I do not think Rust is a great language however. Rust's standard library is already huge yet it still seems like its missing things (I recently made a simple tree structure and realized I needed a simple f
unction that required the ultra nightly unstable build and the sacrifice of a small child). Maybe developers will eventually get used to crazy borrowing semantics, maybe they won't need to and Rust will die. Either way, its perpetually lacking, moreso than other new languages this old, and the community libraries feel as immature as shitty hyped JS framework.
>>
File: okcupid.png (36KB, 768x308px) Image search: [Google]
okcupid.png
36KB, 768x308px
https://tech.okcupid.com/rust-and-rpc-okcupid-hackweek-2017/
Meanwhile, OkCupid is close to using Rust in production. But hey, what would they know, right?
>>
>>59511742
Reasoned arguments, on MY /g/? Truly, this is a sign of the end of days.
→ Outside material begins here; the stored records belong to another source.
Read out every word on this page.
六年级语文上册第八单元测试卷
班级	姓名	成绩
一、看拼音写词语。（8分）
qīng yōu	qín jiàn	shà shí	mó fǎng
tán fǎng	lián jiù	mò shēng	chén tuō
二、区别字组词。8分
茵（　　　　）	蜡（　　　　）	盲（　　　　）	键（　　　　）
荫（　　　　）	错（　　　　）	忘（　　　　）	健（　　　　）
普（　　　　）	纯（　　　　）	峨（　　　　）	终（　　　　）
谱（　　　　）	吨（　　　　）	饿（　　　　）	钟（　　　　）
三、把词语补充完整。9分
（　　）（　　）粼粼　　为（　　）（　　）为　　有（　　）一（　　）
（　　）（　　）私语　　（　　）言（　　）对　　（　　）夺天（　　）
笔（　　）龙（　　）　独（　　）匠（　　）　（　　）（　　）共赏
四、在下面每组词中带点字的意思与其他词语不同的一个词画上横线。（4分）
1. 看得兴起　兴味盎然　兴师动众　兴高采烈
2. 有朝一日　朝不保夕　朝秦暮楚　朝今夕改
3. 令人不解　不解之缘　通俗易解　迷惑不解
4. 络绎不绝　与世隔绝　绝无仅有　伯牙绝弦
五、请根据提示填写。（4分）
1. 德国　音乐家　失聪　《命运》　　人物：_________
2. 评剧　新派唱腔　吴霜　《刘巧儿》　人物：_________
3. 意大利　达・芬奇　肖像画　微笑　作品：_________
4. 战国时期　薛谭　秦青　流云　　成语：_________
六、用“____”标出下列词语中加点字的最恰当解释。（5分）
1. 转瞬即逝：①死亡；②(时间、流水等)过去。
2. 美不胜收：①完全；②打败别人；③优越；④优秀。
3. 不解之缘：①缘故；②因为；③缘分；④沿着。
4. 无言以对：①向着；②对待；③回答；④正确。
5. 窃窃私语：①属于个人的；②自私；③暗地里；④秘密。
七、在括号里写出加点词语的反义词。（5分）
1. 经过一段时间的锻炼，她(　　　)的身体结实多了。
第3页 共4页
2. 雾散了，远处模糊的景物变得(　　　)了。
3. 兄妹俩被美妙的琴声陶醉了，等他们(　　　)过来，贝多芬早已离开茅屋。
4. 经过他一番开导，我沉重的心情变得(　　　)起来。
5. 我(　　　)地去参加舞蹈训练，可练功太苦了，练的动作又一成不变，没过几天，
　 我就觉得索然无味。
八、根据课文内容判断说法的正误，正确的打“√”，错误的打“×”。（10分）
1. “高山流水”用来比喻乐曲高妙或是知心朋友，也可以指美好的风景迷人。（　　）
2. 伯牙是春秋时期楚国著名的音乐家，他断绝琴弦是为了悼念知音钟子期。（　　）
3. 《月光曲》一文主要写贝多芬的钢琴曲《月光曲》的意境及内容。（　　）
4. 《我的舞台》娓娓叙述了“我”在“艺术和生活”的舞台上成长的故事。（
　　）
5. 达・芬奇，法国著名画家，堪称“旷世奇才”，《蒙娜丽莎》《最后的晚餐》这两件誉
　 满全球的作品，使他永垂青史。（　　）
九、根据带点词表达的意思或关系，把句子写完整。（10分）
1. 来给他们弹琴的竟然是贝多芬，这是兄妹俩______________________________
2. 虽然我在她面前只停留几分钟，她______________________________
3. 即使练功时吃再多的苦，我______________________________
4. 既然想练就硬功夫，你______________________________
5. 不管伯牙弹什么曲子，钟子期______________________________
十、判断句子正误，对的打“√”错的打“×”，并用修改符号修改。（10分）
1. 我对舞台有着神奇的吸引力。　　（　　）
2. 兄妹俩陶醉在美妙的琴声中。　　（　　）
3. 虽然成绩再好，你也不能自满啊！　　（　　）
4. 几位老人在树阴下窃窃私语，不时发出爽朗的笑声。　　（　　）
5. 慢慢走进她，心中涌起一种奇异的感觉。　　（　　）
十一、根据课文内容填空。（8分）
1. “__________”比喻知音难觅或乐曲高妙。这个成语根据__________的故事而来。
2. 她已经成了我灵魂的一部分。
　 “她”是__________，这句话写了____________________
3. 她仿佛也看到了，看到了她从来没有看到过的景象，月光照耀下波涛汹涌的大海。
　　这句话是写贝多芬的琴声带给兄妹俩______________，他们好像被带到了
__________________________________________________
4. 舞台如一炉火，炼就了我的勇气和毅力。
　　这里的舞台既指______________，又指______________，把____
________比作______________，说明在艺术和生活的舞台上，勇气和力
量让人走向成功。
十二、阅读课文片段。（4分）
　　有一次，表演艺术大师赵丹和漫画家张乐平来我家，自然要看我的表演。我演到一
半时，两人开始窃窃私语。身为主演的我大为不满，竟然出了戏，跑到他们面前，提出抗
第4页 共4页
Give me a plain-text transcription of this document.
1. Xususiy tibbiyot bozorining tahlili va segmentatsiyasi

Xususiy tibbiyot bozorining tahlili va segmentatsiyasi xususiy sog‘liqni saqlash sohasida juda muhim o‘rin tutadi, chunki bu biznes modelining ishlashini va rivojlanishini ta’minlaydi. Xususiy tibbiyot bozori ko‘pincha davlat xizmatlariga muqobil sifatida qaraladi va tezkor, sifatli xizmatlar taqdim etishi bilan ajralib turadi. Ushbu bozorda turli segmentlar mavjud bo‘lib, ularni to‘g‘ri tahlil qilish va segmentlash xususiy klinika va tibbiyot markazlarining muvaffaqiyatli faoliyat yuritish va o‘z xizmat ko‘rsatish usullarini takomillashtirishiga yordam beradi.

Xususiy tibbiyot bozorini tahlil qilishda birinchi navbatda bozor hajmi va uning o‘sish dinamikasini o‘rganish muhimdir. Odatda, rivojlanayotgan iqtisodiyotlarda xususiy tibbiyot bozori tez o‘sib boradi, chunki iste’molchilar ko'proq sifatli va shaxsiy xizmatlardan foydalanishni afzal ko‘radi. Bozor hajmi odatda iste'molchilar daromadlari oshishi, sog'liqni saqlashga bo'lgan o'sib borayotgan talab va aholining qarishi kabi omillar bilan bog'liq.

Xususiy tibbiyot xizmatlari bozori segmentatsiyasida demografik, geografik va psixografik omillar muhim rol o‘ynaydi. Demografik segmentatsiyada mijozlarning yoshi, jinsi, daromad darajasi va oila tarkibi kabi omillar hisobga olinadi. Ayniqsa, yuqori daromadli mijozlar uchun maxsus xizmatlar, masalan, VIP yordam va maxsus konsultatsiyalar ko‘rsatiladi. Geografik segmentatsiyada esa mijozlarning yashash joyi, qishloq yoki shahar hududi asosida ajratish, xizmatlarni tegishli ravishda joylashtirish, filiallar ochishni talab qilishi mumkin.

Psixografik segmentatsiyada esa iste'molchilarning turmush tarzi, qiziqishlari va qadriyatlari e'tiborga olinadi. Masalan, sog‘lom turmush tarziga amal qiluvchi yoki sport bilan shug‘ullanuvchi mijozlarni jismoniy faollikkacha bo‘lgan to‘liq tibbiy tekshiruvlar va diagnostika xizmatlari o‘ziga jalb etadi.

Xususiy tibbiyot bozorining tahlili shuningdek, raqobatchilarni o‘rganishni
>(2) the unsafe part of the language, and the libraries designed around the unsafe world, will never be as well-developed as (say) C++ because it is forever considered the bastard stepchild of the language
You are totally right on this one. Even the core language syntax is clunky when you're working with raw (unsafe) pointers. The example that bugs me frequently is having to explicitly dereference raw pointers, as in `(*x).f`, when normal (non-unsafe) references add the deref automatically when you write `x.f`.

>(1) almost anything of substance you actually write needs to use a bunch of unsafe crap
The idea is that you will write a bunch of unsafe code but hide it behind a safe abstraction for the rest of the program to use. Thanks to inlining and other compiler optimizations (what Rust people call "zero-cost abstraction") the performance should be on par with the C version, but the compiler can catch bugs thanks to the lifetime annotations on the safe API's method signatures.
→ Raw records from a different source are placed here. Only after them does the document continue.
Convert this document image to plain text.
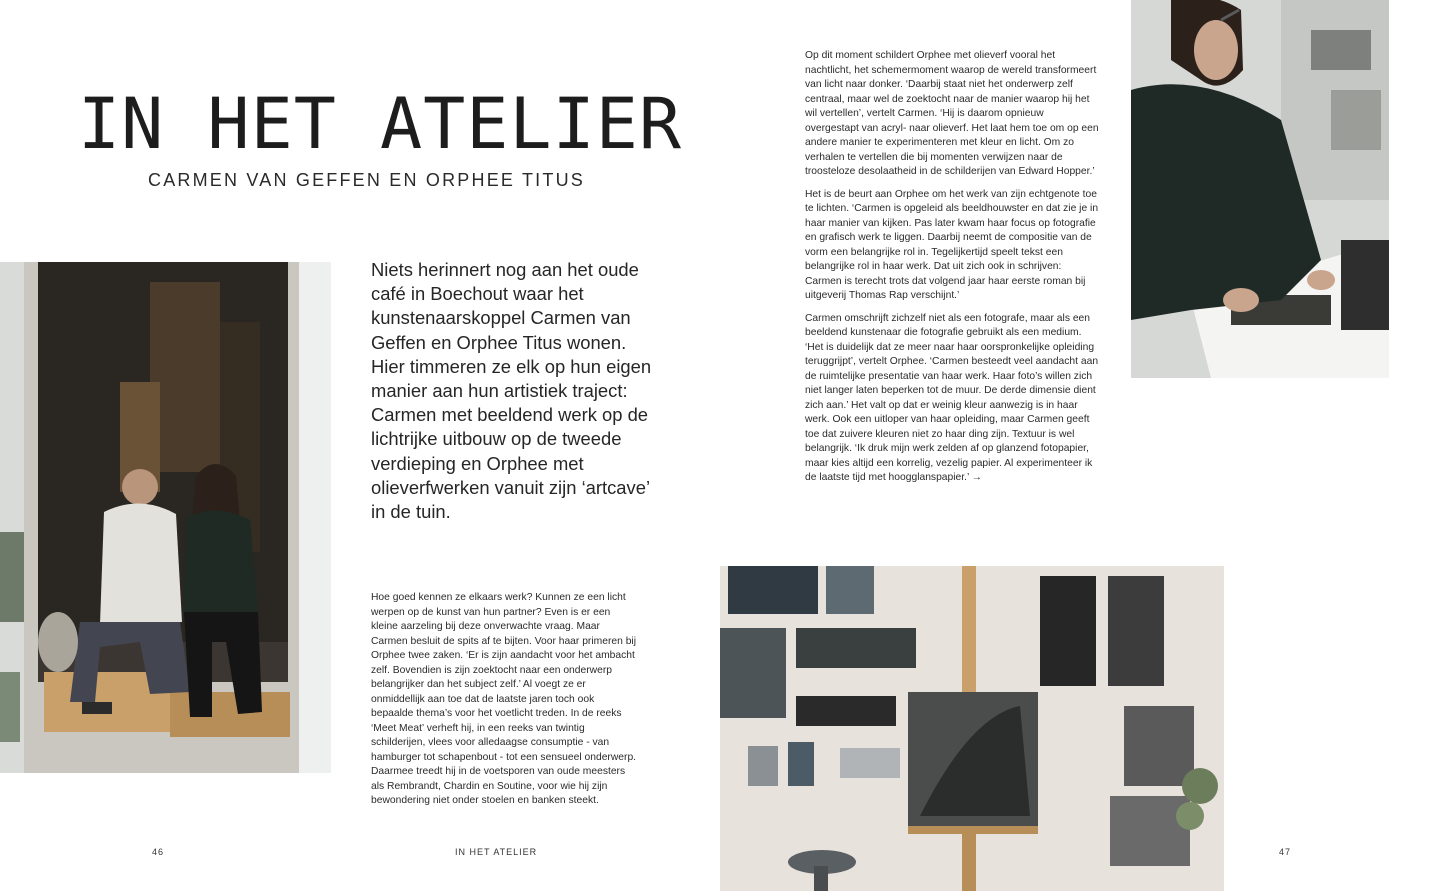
IN HET ATELIER
CARMEN VAN GEFFEN EN ORPHEE TITUS

Niets herinnert nog aan het oude café in Boechout waar het kunstenaarskoppel Carmen van Geffen en Orphee Titus wonen. Hier timmeren ze elk op hun eigen manier aan hun artistiek traject: Carmen met beeldend werk op de lichtrijke uitbouw op de tweede verdieping en Orphee met olieverfwerken vanuit zijn ‘artcave’ in de tuin.

Hoe goed kennen ze elkaars werk? Kunnen ze een licht werpen op de kunst van hun partner? Even is er een kleine aarzeling bij deze onverwachte vraag. Maar Carmen besluit de spits af te bijten. Voor haar primeren bij Orphee twee zaken. ‘Er is zijn aandacht voor het ambacht zelf. Bovendien is zijn zoektocht naar een onderwerp belangrijker dan het subject zelf.’ Al voegt ze er onmiddellijk aan toe dat de laatste jaren toch ook bepaalde thema’s voor het voetlicht treden. In de reeks ‘Meet Meat’ verheft hij, in een reeks van twintig schilderijen, vlees voor alledaagse consumptie - van hamburger tot schapenbout - tot een sensueel onderwerp. Daarmee treedt hij in de voetsporen van oude meesters als Rembrandt, Chardin en Soutine, voor wie hij zijn bewondering niet onder stoelen en banken steekt.

Op dit moment schildert Orphee met olieverf vooral het nachtlicht, het schemermoment waarop de wereld transformeert van licht naar donker. ‘Daarbij staat niet het onderwerp zelf centraal, maar wel de zoektocht naar de manier waarop hij het wil vertellen’, vertelt Carmen. ‘Hij is daarom opnieuw overgestapt van acryl- naar olieverf. Het laat hem toe om op een andere manier te experimenteren met kleur en licht. Om zo verhalen te vertellen die bij momenten verwijzen naar de troosteloze desolaatheid in de schilderijen van Edward Hopper.’

Het is de beurt aan Orphee om het werk van zijn echtgenote toe te lichten. ‘Carmen is opgeleid als beeldhouwster en dat zie je in haar manier van kijken. Pas later kwam haar focus op fotografie en grafisch werk te liggen. Daarbij neemt de compositie van de vorm een belangrijke rol in. Tegelijkertijd speelt tekst een belangrijke rol in haar werk. Dat uit zich ook in schrijven: Carmen is terecht trots dat volgend jaar haar eerste roman bij uitgeverij Thomas Rap verschijnt.’

Carmen omschrijft zichzelf niet als een fotografe, maar als een beeldend kunstenaar die fotografie gebruikt als een medium. ‘Het is duidelijk dat ze meer naar haar oorspronkelijke opleiding teruggrijpt’, vertelt Orphee. ‘Carmen besteedt veel aandacht aan de ruimtelijke presentatie van haar werk. Haar foto’s willen zich niet langer laten beperken tot de muur. De derde dimensie dient zich aan.’ Het valt op dat er weinig kleur aanwezig is in haar werk. Ook een uitloper van haar opleiding, maar Carmen geeft toe dat zuivere kleuren niet zo haar ding zijn. Textuur is wel belangrijk. ‘Ik druk mijn werk zelden af op glanzend fotopapier, maar kies altijd een korrelig, vezelig papier. Al experimenteer ik de laatste tijd met hoogglanspapier.’ →

46	IN HET ATELIER	47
How well this actually works depends on what exactly you're doing. It works best if you can somehow present a tree-structured view of your data, even if the actual layout in the heap is more complex. Other structures may require some tricks to make the API design fit into Rust's model, such as defining a custom smart pointer or adding dynamic checks somewhere.

I don't know of any hard numbers on how much unsafe code is required in the average Rust project. But my impression is that this idea of wrapping up a small amount of unsafe code behind a safe API mostly works as intended, though sometimes Rust programmers do wind up choosing a different data representation that fits the ownership model better.
>>
>>59509164
>Ensures safety with half-baked static checks
Sure thing, buddy
>>
>>59502652
>by mozilla
>good
>>
>>59512390
Mozilla research is not regular mozilla: webshit & codes of conduct.
>>
>>59512143
>Reasoned arguments, on MY /g/? Truly, this is a sign of the end of days.
Sorry anon, won't happen again. Should I call you a faggot for good measure?

>Even the core language syntax is clunky when you're working with raw (unsafe) pointers.
*nods*. I have no problem in principle with a language that contains an especially-safe subsystem with limited applicability; that's an incremental improvement even if it is not perfect. But when that results in a stratified system of first-class and second-class sublanguages, things become unpleasant -- unless you can ensure the situations that require the second class language is *very rare indeed*.

It seems Haskell has sort of the same problem, with a really awesome purely functional sublanguage, and a clunky and primitive stateful sublanguage built on top of it. This is a hard trap to avoid when designing something that is not the epitome of perfection, and I don't know how to do a better job of it other than throwing out anything that is not perfect.

>The idea is that you will write a bunch of unsafe code but hide it behind a safe abstraction for the rest of the program to use.
I think the Rust model works pretty well as long as what you are writing can fit this scheme. The problem is, I feel there are a LOT of cases of nontrivial data structures where this approach doesn't really apply.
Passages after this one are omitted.